While I have been a supporter of gay marriage and gay rights, it had always been from an intellectual standpoint and from outside the issue. I supported gay rights because equality seems only logical. But during the course of my week in Provincetown, surrounded by the reality of hundreds of gay families, I began to emotionally understand and appreciate the struggles these parents and children face every day: children ostracized and threatened at school and on the playground for having two moms, parents in crises denied access to civil and legal resources, and the stares and antagonism that gay parents and their children constantly endure. As a straight, white guy, I have never even been close to facing these sorts of things. But to the parents and children participating in Family Week these issues are all too real, they cut to the heart and spirit of humanity.The issue for them is about loving families, nothing more.

To see children aged four and five excited because they get to march in a parade and carry home-made signs that read simply “I Love My Dads” or “I Love My Lesbian Mom” struck an emotional chord in me that I was not prepared for. As a parent, I know the unconditional love that grows exponentially between parents and children. I cried throughout the week. I cried a lot. I can only imagine how difficult life would be for my family if our love was constantly questioned by strangers, colleagues, teachers, doctors, the courts and the country as a whole.

Growing up in the 70’s, I learned all the stereotypes, bigotry and prejudices of my Northeast Philly roots. Smear the Queer was a popular schoolyard game. As children, we had no idea what the name of this game implied. I had to learn to question and examine the assumptions, beliefs and values of my upbringing. I now consider myself a relatively open-minded person. But Family Week was my first experience at being an open-hearted person.

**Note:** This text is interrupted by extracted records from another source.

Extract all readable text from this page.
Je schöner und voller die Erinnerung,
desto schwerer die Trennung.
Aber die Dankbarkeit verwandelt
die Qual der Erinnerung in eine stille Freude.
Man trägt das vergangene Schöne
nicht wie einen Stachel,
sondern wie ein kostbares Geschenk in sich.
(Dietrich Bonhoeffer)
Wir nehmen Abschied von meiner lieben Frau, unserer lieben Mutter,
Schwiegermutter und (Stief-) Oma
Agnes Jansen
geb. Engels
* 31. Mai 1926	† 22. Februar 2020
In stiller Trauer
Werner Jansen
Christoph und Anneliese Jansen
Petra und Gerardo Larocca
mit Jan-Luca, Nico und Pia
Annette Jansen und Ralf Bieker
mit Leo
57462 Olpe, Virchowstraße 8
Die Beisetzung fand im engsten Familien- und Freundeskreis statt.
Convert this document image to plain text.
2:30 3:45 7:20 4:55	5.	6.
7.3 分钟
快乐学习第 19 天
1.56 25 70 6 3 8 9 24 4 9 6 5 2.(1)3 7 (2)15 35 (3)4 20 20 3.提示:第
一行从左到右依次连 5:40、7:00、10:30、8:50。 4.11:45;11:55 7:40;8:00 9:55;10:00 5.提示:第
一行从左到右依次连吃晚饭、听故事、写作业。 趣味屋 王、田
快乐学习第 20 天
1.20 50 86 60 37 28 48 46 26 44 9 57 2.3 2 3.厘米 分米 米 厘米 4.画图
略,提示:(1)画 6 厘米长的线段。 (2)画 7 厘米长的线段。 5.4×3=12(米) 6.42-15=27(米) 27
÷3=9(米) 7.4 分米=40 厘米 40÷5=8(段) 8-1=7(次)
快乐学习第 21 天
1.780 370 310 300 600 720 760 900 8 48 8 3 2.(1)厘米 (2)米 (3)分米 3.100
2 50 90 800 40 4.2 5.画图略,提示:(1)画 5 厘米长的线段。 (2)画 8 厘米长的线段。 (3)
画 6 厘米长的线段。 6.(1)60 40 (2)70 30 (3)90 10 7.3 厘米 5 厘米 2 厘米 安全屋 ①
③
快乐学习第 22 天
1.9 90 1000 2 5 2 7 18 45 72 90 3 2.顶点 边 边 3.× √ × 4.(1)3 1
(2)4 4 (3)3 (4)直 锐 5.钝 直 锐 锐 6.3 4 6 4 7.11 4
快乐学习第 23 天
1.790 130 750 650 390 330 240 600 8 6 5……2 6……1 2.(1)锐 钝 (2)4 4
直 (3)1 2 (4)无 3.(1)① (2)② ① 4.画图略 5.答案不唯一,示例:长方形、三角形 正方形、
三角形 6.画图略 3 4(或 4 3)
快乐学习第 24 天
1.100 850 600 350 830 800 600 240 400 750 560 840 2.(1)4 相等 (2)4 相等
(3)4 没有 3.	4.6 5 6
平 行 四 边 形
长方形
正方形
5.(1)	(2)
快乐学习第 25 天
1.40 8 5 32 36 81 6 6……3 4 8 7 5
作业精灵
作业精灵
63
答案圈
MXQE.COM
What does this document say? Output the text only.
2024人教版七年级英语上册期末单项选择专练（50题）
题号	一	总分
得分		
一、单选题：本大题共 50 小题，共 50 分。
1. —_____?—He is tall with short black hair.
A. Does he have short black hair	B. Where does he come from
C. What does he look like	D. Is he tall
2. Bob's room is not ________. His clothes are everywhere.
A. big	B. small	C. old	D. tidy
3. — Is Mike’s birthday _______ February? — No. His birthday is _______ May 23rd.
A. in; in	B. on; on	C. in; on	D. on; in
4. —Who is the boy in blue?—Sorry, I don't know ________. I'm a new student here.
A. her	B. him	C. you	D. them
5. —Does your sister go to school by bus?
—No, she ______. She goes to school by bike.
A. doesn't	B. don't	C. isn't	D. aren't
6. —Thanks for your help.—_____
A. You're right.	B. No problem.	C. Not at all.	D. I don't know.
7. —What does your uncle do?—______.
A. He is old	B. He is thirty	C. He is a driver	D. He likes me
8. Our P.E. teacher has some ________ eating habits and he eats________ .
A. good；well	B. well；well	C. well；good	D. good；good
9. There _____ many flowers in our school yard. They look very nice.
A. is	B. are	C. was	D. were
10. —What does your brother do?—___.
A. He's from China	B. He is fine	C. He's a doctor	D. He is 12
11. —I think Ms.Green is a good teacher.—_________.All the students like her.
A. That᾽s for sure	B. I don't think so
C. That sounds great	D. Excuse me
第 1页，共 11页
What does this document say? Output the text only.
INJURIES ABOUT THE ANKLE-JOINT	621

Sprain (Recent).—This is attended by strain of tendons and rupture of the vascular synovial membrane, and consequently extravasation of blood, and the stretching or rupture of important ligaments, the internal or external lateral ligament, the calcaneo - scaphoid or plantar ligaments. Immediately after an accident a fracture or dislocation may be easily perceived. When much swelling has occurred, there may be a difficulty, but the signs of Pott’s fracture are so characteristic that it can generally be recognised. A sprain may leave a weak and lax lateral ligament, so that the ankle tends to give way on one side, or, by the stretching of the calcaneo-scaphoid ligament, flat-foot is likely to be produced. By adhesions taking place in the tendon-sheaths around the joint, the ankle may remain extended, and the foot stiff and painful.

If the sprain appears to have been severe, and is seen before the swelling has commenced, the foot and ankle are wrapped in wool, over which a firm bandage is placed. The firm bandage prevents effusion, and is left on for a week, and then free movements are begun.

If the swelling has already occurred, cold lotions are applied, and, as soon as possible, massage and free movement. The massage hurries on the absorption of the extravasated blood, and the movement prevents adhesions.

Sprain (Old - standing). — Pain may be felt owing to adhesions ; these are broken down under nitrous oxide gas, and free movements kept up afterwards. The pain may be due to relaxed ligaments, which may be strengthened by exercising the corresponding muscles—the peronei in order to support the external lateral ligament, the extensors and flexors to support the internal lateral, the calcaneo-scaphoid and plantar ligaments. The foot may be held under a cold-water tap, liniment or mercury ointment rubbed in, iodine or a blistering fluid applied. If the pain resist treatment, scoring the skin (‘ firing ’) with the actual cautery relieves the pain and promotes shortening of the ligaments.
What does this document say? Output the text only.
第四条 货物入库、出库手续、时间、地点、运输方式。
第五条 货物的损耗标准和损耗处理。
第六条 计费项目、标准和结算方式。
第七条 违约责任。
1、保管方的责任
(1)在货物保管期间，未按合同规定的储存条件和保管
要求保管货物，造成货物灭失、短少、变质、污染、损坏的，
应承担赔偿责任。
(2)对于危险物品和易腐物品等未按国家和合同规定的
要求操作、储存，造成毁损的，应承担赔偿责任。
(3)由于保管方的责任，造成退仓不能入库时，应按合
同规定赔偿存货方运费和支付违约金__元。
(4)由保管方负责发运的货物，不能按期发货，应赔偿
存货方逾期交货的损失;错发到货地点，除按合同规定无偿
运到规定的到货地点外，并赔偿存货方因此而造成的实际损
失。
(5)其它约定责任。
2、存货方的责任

Families, whatever they look like, are about love and nothing else. Sexual orientation, gender, race, none of these matter to a child. Every family is different in thousands of ways, which makes every family equal. Denying equal treatment to anyone, to any family or child is just wrong. Just as denying civil and voting rights based on gender or race was a stupid, small-minded thing to do, so is denying equal rights based on sexual orientation. It’s simply a waste of energy that could be devoted to addressing the myriad real problems, such as poverty, that families and children throughout the world face.